General Manager Retail Media & Commerce, Mediaplus Group

Ist Retail Media für Marken der goldene Weg, um eine konsistente, reibungslose Customer Experience zu schaffen und den Absatz zu steigern? Carina Müller, General Manager Retail Media & Marketplaces Mediaplus Performance, beleuchtet am Beispiel des Fruchtsaft- und Erfrischungsgetränke-Herstellers Eckes-Granini die Chancen und Knackpunkte.
Filialschließungen und leere Schaufenster prägen zunehmend das Bild deutscher Innenstädte. Das Ladensterben macht nicht nur dem Einzelhandel zu schaffen, sondern auch Marken, denen dadurch wichtige PoS-Stationen fehlen. Die Schuld an dieser Entwicklung wird oft reflexartig dem Online-Handel zugeschrieben. Amazon mit seiner 24/7-Verfügbarkeit und der Lieferung am selben Tag hat in den letzten Jahren die Spielregeln des Handels radikal verändert. Und das auf vielen Wegen.

"Mit dem Einsatz von künstlicher Intelligenz und Echtzeit-Daten erreicht die Individualisierung von Werbebotschaften und Angeboten eine neue Dimension-Stichwort 'Hyperpersonalisierung'“.

Rettungsanker Retail Media

Rund 47 Milliarden US-Dollar setzte Amazon 2023 allein mit Werbung um. Retail Media ist ein boomender Markt. In Deutschland liegt das Marktvolumen bereits bei 1,7 Milliarden Euro. Prognosen gehen von einem jährlichen Wachstum von plus 20 Prozent aus. Was also liegt näher für Händler, als sich ein Stück des immer grüner werdenden Kuchens abzuschneiden?

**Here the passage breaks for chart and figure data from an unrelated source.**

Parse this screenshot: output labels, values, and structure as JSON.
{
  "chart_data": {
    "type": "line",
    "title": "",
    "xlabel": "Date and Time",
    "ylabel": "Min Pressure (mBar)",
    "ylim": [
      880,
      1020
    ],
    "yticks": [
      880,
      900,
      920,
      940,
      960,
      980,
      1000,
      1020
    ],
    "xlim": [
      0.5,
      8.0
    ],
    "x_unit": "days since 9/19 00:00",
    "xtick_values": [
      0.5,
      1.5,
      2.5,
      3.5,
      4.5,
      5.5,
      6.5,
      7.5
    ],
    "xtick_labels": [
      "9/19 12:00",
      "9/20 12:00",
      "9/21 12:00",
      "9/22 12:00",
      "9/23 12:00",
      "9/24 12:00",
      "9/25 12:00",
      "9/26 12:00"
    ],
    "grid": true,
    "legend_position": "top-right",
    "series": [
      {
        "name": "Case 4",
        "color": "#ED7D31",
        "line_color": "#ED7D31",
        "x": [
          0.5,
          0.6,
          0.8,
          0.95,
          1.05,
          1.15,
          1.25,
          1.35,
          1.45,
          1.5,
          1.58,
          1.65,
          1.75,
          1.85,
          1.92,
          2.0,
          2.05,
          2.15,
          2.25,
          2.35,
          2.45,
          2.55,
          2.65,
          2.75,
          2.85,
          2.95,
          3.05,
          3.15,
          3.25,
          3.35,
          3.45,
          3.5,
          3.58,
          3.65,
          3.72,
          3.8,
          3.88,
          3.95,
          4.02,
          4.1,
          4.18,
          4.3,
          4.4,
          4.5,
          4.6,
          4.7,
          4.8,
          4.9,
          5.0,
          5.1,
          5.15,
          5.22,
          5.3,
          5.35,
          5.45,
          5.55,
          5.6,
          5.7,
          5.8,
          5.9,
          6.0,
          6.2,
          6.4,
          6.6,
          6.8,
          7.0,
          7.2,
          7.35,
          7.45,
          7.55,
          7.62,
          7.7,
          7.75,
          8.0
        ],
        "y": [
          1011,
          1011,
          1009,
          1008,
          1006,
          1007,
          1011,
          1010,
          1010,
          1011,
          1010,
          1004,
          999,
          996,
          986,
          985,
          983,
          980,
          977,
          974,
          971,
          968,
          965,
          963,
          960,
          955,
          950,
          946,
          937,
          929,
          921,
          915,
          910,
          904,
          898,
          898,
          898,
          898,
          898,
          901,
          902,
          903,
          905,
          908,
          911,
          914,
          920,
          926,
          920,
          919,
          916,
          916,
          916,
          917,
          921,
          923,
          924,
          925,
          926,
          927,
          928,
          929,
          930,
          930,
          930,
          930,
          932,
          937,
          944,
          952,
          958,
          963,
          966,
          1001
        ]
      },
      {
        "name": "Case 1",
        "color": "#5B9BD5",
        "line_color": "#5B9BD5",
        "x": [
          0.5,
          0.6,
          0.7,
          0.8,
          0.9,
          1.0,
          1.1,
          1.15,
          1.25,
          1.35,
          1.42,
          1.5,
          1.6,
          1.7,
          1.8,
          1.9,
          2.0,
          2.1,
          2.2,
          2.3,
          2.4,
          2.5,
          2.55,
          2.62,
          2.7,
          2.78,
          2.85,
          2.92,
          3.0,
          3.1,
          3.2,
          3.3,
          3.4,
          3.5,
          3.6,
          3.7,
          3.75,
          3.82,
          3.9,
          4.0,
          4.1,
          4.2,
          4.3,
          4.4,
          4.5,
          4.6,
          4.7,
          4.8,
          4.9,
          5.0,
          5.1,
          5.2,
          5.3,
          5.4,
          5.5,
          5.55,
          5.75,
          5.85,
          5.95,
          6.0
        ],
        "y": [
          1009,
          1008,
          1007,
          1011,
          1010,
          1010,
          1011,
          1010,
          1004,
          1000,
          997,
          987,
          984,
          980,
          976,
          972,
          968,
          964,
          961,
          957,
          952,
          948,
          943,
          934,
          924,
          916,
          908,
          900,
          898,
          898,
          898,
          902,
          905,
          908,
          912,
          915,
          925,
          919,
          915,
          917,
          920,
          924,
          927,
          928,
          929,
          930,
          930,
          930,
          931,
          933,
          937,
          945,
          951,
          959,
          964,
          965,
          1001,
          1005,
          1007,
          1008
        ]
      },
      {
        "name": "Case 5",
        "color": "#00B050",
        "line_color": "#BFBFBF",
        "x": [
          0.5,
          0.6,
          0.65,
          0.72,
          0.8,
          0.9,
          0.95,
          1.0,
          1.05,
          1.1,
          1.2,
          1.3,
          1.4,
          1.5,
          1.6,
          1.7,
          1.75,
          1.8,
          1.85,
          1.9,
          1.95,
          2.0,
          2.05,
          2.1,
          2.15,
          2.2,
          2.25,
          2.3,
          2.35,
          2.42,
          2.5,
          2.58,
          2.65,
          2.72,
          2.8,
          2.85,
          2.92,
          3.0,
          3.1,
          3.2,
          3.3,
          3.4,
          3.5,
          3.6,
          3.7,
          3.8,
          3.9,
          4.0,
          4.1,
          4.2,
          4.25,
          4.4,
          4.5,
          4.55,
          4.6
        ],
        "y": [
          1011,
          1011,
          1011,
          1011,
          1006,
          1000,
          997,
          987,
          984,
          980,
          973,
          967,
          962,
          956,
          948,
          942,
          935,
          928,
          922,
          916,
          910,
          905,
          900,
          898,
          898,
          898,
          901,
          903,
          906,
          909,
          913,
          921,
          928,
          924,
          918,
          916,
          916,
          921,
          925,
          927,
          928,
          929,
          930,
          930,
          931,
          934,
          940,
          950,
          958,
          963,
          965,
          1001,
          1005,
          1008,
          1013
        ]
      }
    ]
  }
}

Mit Retail Media öffnen Handelsunternehmen wie Rossmann, Schwarz Media, REWE, Douglas oder MediaMarktSaturn ihre digitalen und stationären Werbeflächen von E-Commerce-Websites über Apps bis hin zu PoS-Netzwerken für Marken und Hersteller und bieten diesen die dringend benötigten neuen Wege der Kundenansprache. Denn Ungemach droht nicht nur im stationären Handel, sondern auch online: Herkömmliche Cookie-basierte Techniken sind im digitalen Marketing aufgrund von Datenschutzund Browserbeschränkungen nicht mehr besonders effizient und erreichen nur noch einen Teil der Nutzer:innen. Marken und ihre Agenturen sind deshalb gefordert, das Aussteuern digitaler Kampagnen neu aufzusetzen.
Retail-Media-Angebote eröffnen hier weitreichende Optionen. Im Zentrum stehen die wertvollen 1st-Party-Kundendaten, die Insights auch zum Kaufverhalten liefern. Die von Kundenprofilen erzeugten und legitimierten Daten ermöglichen es, Marketingmaßnahmen individuell auf das Kaufverhalten und die Interessen der Konsument:innen abzustimmen – ein klarer Vorteil gegenüber klassischen Werbekanälen.

Retail Media bei Eckes-Granini

Ein Unternehmen, das sein Geschäft konsequent mithilfe von Retail Media ausbaut, ist Eckes-Granini Deutschland. Das Unternehmen aus Nieder-Olm ist mit einem umfangreichen Produktportfolio an Fruchtsäften und fruchthaltigen Getränken im Lebensmitteleinzelhandel vertreten. Für Eckes-Granini eröffnen Retail-Media-Kundendaten die Möglichkeit, Werbemaßnahmen auf potenzielle Käuferkategorien zu fokussieren, die in Verbindung mit dem Kauf von Säften und Vitaminwasser aus der „hohes C“-Produktreihe stehen. Die Vielfalt und Granularität der Kategorien und Cluster erlaubt es dabei, passende Personengruppen, basierend auf ihrem Kaufverhalten, zu identifizieren und gezielt anzusprechen. 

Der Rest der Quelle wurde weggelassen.